Will we need to obtain a copy of a driver license for a guarantor on a loan?

Answer by Andy Zavoina:

I assume you are referring to 326 of the USA PATRIOT Act. I don't know that a clear answer has been issued. But if the deposit side applies to any signatory on an account, I believe they mean for this to be farreaching and I would apply your CIP rules to them.


Answer by David Dickinson:

While I agree that this area is not clear, as Andy pointed out, I don't believe guarantors are going to be classified as signers. Therefore, I don't think Section 326 will apply to guarantors.


Answer by Ken Golliher:

Neither the proposed regulation nor the supplementary information answers the question, but my perspective is: If the guarantor signs the loan documents, she is a signatory. You will verify her identity according to the terms of your CIP which may or may not include obtaining documentary verification; e.g., a drivers license.

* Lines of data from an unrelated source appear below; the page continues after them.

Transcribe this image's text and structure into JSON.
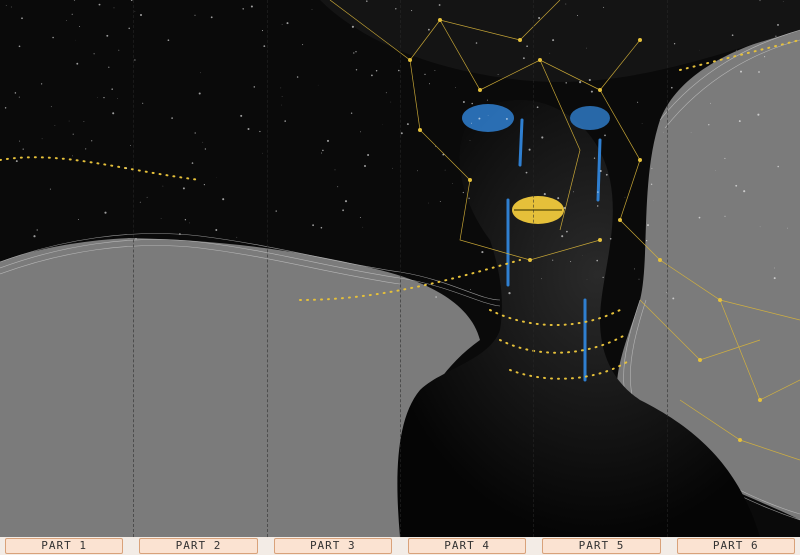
{
  "parts": [
    {
      "label": "PART 1"
    },
    {
      "label": "PART 2"
    },
    {
      "label": "PART 3"
    },
    {
      "label": "PART 4"
    },
    {
      "label": "PART 5"
    },
    {
      "label": "PART 6"
    }
  ],
  "colors": {
    "wall": "#7a7a7a",
    "night": "#0b0b0b",
    "gold": "#e5c03a",
    "blue": "#2f7fd0",
    "line": "#d9d9d9"
  }
}
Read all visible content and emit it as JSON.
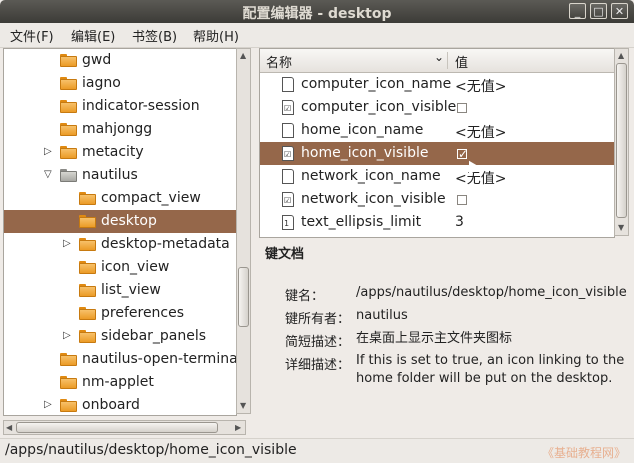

Regardless of the regulation, the banker in me instinctively reaches the same result: If it's only Andy's guarantee that makes the loan "bankable," it's Andy's identification that the bank should want the most. I think anyone considering buying the loan from that bank would agree. To go a step further, I would verify Andy's identity even if he was only signing a security agreement which was necessary to perfect the bank's lien in the collateral. However, I would not be doing it because I thought the law required it.

The CIP regulations are going to require us all to develop a somewhat different compliance mind set. It will not be just about what the regulation requires. It will also be about whether the bank's best interests have been protected by fully verifying the identity of the parties involved. Prudence will sometimes dictate that we do more than the regulation requires to prevent identity theft and fraud.

P.S. David's position is defensible the GLB privacy regulations adopted by the bank regulatory agencies decided a guarantor was not a "customer" for the purpose of those regulations. (NCUA reached a different result.) However, those regulations did not key off the term "signatory."